Among the veteran GOP legislators toppled were Reps. Phil Krinkie of Lino Lakes, Tim Wilkin of Eagan and Greg Davids of Preston, although all three lost by tiny margins that will result in automatic recounts.

Eight-term Rep. Krinkie, chairman of the Taxes Committee and a leading fiscal conservative, lost by 55 votes to DFLer Paul Gardner in Tuesday’s unofficial tally.

Four-term Rep. Wilkin lost by 50 votes to DFLer Sandra Masin, and Davids, an eight-term incumbent, fell by 49 to Ken Tschumper.

In addition, DFLers picked off the seats of retiring Republican Reps. Ron Abrams of Minnetonka, Andy Westerberg of Blaine and Char Samuelson of New Brighton.

They held onto toughly contested districts in Brooklyn Park, Champlin and Faribault. As this edition of the Star Tribune went to press, DFLers were leading in six other districts now held by the GOP while trailing in only one of their own.

If those early trends held, the DFL stood to reverse the GOP’s current 68-66 edge in the House to a comfortable 79-55 majority.

Meanwhile, the DFL’s unbroken control of the state Senate since 1973 was heading for a strong increase from its current 38-29 majority, even though DFL Majority Leader Dean Johnson was trailing in his Willmar-area district following an intense campaign waged over issues of abortion and same-sex marriage.

DFLers unseated Republican Sens. Mady Reiter of Shoreview, Brian LeClair of Woodbury, Mike McGinn of Eagan, Bill Belanger of Bloomington and Cal Larson of Fergus Falls while also winning a seat being vacated by GOP Sen. Bob Kierlin of Winona. Meanwhile, the DFL withstood serious challenges to several incumbents in the Twin Cities suburbs.

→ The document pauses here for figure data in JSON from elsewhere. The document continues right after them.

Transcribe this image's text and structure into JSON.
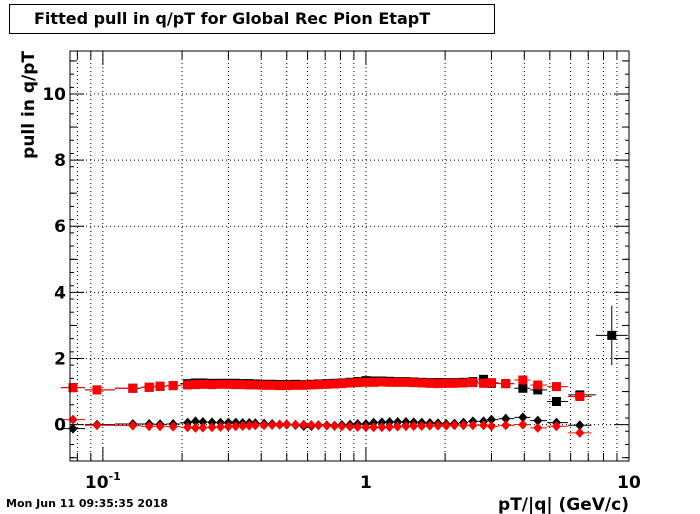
{
  "chart_data": {
    "type": "scatter",
    "title": "Fitted pull in q/pT for Global Rec Pion EtapT",
    "xlabel": "pT/|q| (GeV/c)",
    "ylabel": "pull in q/pT",
    "x_scale": "log",
    "xlim": [
      0.075,
      10
    ],
    "ylim": [
      -1.1,
      11.3
    ],
    "grid": true,
    "x_tick_labels": [
      {
        "value": 0.1,
        "base": "10",
        "exp": "-1"
      },
      {
        "value": 1,
        "base": "1",
        "exp": ""
      },
      {
        "value": 10,
        "base": "10",
        "exp": ""
      }
    ],
    "y_ticks": [
      0,
      2,
      4,
      6,
      8,
      10
    ],
    "series": [
      {
        "marker": "square",
        "color": "#000000",
        "points": [
          [
            0.077,
            1.12
          ],
          [
            0.095,
            1.05
          ],
          [
            0.13,
            1.1
          ],
          [
            0.15,
            1.13
          ],
          [
            0.165,
            1.16
          ],
          [
            0.185,
            1.18
          ],
          [
            0.21,
            1.24
          ],
          [
            0.225,
            1.26
          ],
          [
            0.24,
            1.26
          ],
          [
            0.26,
            1.25
          ],
          [
            0.28,
            1.25
          ],
          [
            0.3,
            1.25
          ],
          [
            0.32,
            1.25
          ],
          [
            0.34,
            1.24
          ],
          [
            0.36,
            1.24
          ],
          [
            0.38,
            1.23
          ],
          [
            0.41,
            1.22
          ],
          [
            0.44,
            1.22
          ],
          [
            0.47,
            1.21
          ],
          [
            0.5,
            1.21
          ],
          [
            0.54,
            1.22
          ],
          [
            0.58,
            1.21
          ],
          [
            0.62,
            1.22
          ],
          [
            0.66,
            1.23
          ],
          [
            0.71,
            1.24
          ],
          [
            0.76,
            1.25
          ],
          [
            0.81,
            1.26
          ],
          [
            0.87,
            1.28
          ],
          [
            0.93,
            1.3
          ],
          [
            1.0,
            1.33
          ],
          [
            1.07,
            1.32
          ],
          [
            1.15,
            1.32
          ],
          [
            1.23,
            1.31
          ],
          [
            1.32,
            1.3
          ],
          [
            1.42,
            1.3
          ],
          [
            1.52,
            1.29
          ],
          [
            1.63,
            1.28
          ],
          [
            1.75,
            1.27
          ],
          [
            1.88,
            1.27
          ],
          [
            2.02,
            1.27
          ],
          [
            2.17,
            1.27
          ],
          [
            2.35,
            1.28
          ],
          [
            2.55,
            1.3
          ],
          [
            2.8,
            1.37
          ],
          [
            3.0,
            1.25
          ],
          [
            3.4,
            1.24
          ],
          [
            3.95,
            1.1
          ],
          [
            4.5,
            1.05
          ],
          [
            5.3,
            0.7
          ],
          [
            6.5,
            0.9
          ],
          [
            8.6,
            2.7
          ]
        ],
        "y_errors": [
          0,
          0,
          0,
          0,
          0,
          0,
          0,
          0,
          0,
          0,
          0,
          0,
          0,
          0,
          0,
          0,
          0,
          0,
          0,
          0,
          0,
          0,
          0,
          0,
          0,
          0,
          0,
          0,
          0,
          0,
          0,
          0,
          0,
          0,
          0,
          0,
          0,
          0,
          0,
          0,
          0,
          0,
          0,
          0,
          0,
          0,
          0,
          0,
          0,
          0,
          0.9
        ]
      },
      {
        "marker": "diamond",
        "color": "#000000",
        "points": [
          [
            0.077,
            -0.12
          ],
          [
            0.095,
            0.0
          ],
          [
            0.13,
            0.02
          ],
          [
            0.15,
            0.02
          ],
          [
            0.165,
            0.01
          ],
          [
            0.185,
            0.02
          ],
          [
            0.21,
            0.06
          ],
          [
            0.225,
            0.1
          ],
          [
            0.24,
            0.08
          ],
          [
            0.26,
            0.07
          ],
          [
            0.28,
            0.06
          ],
          [
            0.3,
            0.06
          ],
          [
            0.32,
            0.06
          ],
          [
            0.34,
            0.05
          ],
          [
            0.36,
            0.05
          ],
          [
            0.38,
            0.04
          ],
          [
            0.41,
            0.03
          ],
          [
            0.44,
            0.02
          ],
          [
            0.47,
            0.0
          ],
          [
            0.5,
            0.0
          ],
          [
            0.54,
            -0.01
          ],
          [
            0.58,
            -0.04
          ],
          [
            0.62,
            -0.04
          ],
          [
            0.66,
            -0.02
          ],
          [
            0.71,
            -0.02
          ],
          [
            0.76,
            -0.03
          ],
          [
            0.81,
            -0.01
          ],
          [
            0.87,
            0.0
          ],
          [
            0.93,
            0.02
          ],
          [
            1.0,
            0.02
          ],
          [
            1.07,
            0.06
          ],
          [
            1.15,
            0.07
          ],
          [
            1.23,
            0.08
          ],
          [
            1.32,
            0.08
          ],
          [
            1.42,
            0.08
          ],
          [
            1.52,
            0.07
          ],
          [
            1.63,
            0.06
          ],
          [
            1.75,
            0.05
          ],
          [
            1.88,
            0.04
          ],
          [
            2.02,
            0.02
          ],
          [
            2.17,
            0.03
          ],
          [
            2.35,
            0.06
          ],
          [
            2.55,
            0.1
          ],
          [
            2.8,
            0.1
          ],
          [
            3.0,
            0.15
          ],
          [
            3.4,
            0.18
          ],
          [
            3.95,
            0.22
          ],
          [
            4.5,
            0.12
          ],
          [
            5.3,
            0.06
          ],
          [
            6.5,
            -0.02
          ]
        ]
      },
      {
        "marker": "square",
        "color": "#ff0000",
        "points": [
          [
            0.077,
            1.12
          ],
          [
            0.095,
            1.05
          ],
          [
            0.13,
            1.1
          ],
          [
            0.15,
            1.13
          ],
          [
            0.165,
            1.16
          ],
          [
            0.185,
            1.18
          ],
          [
            0.21,
            1.2
          ],
          [
            0.225,
            1.21
          ],
          [
            0.24,
            1.22
          ],
          [
            0.26,
            1.21
          ],
          [
            0.28,
            1.22
          ],
          [
            0.3,
            1.22
          ],
          [
            0.32,
            1.21
          ],
          [
            0.34,
            1.21
          ],
          [
            0.36,
            1.2
          ],
          [
            0.38,
            1.2
          ],
          [
            0.41,
            1.19
          ],
          [
            0.44,
            1.19
          ],
          [
            0.47,
            1.18
          ],
          [
            0.5,
            1.18
          ],
          [
            0.54,
            1.19
          ],
          [
            0.58,
            1.19
          ],
          [
            0.62,
            1.2
          ],
          [
            0.66,
            1.21
          ],
          [
            0.71,
            1.22
          ],
          [
            0.76,
            1.23
          ],
          [
            0.81,
            1.24
          ],
          [
            0.87,
            1.26
          ],
          [
            0.93,
            1.27
          ],
          [
            1.0,
            1.28
          ],
          [
            1.07,
            1.28
          ],
          [
            1.15,
            1.29
          ],
          [
            1.23,
            1.28
          ],
          [
            1.32,
            1.28
          ],
          [
            1.42,
            1.28
          ],
          [
            1.52,
            1.27
          ],
          [
            1.63,
            1.26
          ],
          [
            1.75,
            1.25
          ],
          [
            1.88,
            1.24
          ],
          [
            2.02,
            1.25
          ],
          [
            2.17,
            1.25
          ],
          [
            2.35,
            1.26
          ],
          [
            2.55,
            1.27
          ],
          [
            2.8,
            1.25
          ],
          [
            3.0,
            1.27
          ],
          [
            3.4,
            1.24
          ],
          [
            3.95,
            1.35
          ],
          [
            4.5,
            1.2
          ],
          [
            5.3,
            1.15
          ],
          [
            6.5,
            0.85
          ]
        ]
      },
      {
        "marker": "diamond",
        "color": "#ff0000",
        "points": [
          [
            0.077,
            0.15
          ],
          [
            0.095,
            -0.02
          ],
          [
            0.13,
            -0.03
          ],
          [
            0.15,
            -0.05
          ],
          [
            0.165,
            -0.05
          ],
          [
            0.185,
            -0.06
          ],
          [
            0.21,
            -0.08
          ],
          [
            0.225,
            -0.1
          ],
          [
            0.24,
            -0.09
          ],
          [
            0.26,
            -0.08
          ],
          [
            0.28,
            -0.07
          ],
          [
            0.3,
            -0.06
          ],
          [
            0.32,
            -0.05
          ],
          [
            0.34,
            -0.04
          ],
          [
            0.36,
            -0.03
          ],
          [
            0.38,
            -0.02
          ],
          [
            0.41,
            -0.02
          ],
          [
            0.44,
            -0.01
          ],
          [
            0.47,
            0.0
          ],
          [
            0.5,
            0.01
          ],
          [
            0.54,
            0.0
          ],
          [
            0.58,
            0.0
          ],
          [
            0.62,
            -0.01
          ],
          [
            0.66,
            -0.02
          ],
          [
            0.71,
            -0.03
          ],
          [
            0.76,
            -0.04
          ],
          [
            0.81,
            -0.05
          ],
          [
            0.87,
            -0.06
          ],
          [
            0.93,
            -0.07
          ],
          [
            1.0,
            -0.08
          ],
          [
            1.07,
            -0.08
          ],
          [
            1.15,
            -0.08
          ],
          [
            1.23,
            -0.07
          ],
          [
            1.32,
            -0.06
          ],
          [
            1.42,
            -0.05
          ],
          [
            1.52,
            -0.04
          ],
          [
            1.63,
            -0.04
          ],
          [
            1.75,
            -0.03
          ],
          [
            1.88,
            -0.03
          ],
          [
            2.02,
            -0.03
          ],
          [
            2.17,
            -0.02
          ],
          [
            2.35,
            -0.02
          ],
          [
            2.55,
            -0.02
          ],
          [
            2.8,
            -0.02
          ],
          [
            3.0,
            -0.05
          ],
          [
            3.4,
            -0.02
          ],
          [
            3.95,
            0.0
          ],
          [
            4.5,
            -0.1
          ],
          [
            5.3,
            -0.05
          ],
          [
            6.5,
            -0.25
          ]
        ]
      }
    ]
  },
  "footer": {
    "date": "Mon Jun 11 09:35:35 2018"
  }
}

Hamline University Prof. David Schultz had predicted that the DFL would capture four seats left open by Republican retirements while losing only one vacated by a DFLer. In all, 23 House seats and nine in the Senate were open.

University of Minnesota political scientists Eric Ostermeier and Lawrence Jacobs issued a report last week pronouncing the GOP’s control of the House “most at risk.”

They noted that in 2004, when the DFL grabbed 13 House seats from the Republicans, it performed particularly well in swing districts. That year, the DFL retained all eight seats that it had won in 2002 by less than 10 percent of the vote, while taking nine of 21 seats the GOP narrowly gained in 2002.

“The GOP’s hold on the 12 [closely contested] districts that it won in 2004 is likely to be hotly contested in 2006,” Ostermeier and Jacobs wrote.

The two researchers at the university’s Center for the Study of Politics and Governance also noted that if Republicans were to capture the Senate, they would first have to defend their own incumbents in 11 of the 21 districts that were competitive in the previous Senate election, in 2002.

On the plus side for the GOP, however, the DFL had to hold onto seven seats left open by retirement compared with two for the Republicans.

State government has been divided on partisan lines since the late 1980s, when the DFL controlled the House, the Senate and the governor’s office. The Legislature itself has been split since 1998.

Both Sviggum, of Kenyon, and DFL Minority Leader Kelliher of Minneapolis have promised property-tax relief and increased K-12 education funding if their parties control the House next year.

But the shape of those initiatives, as well as action on many other issues, could be markedly different depending on which party elects the speaker, appoints committee chairs and decides what bills get consideration—all privileges of the majority.

The House DFL has proposed sweeping health-care revisions, including covering all Minnesota children, allowing small businesses into a state health pool and extending to individual consumers the discounts gained from the state’s bulk purchases of prescription drugs.

“This election has become a referendum on education, health care and property taxes,” Kelliher said. “There’s a national mood of wanting change reflected in those three issues.”

Sviggum said a continuing Republican majority would boost state payments to nursing homes, act to end state-financed abortions for poor women, try again to advance a constitutional ban on same-sex marriage and move to clamp down on illegal immigration.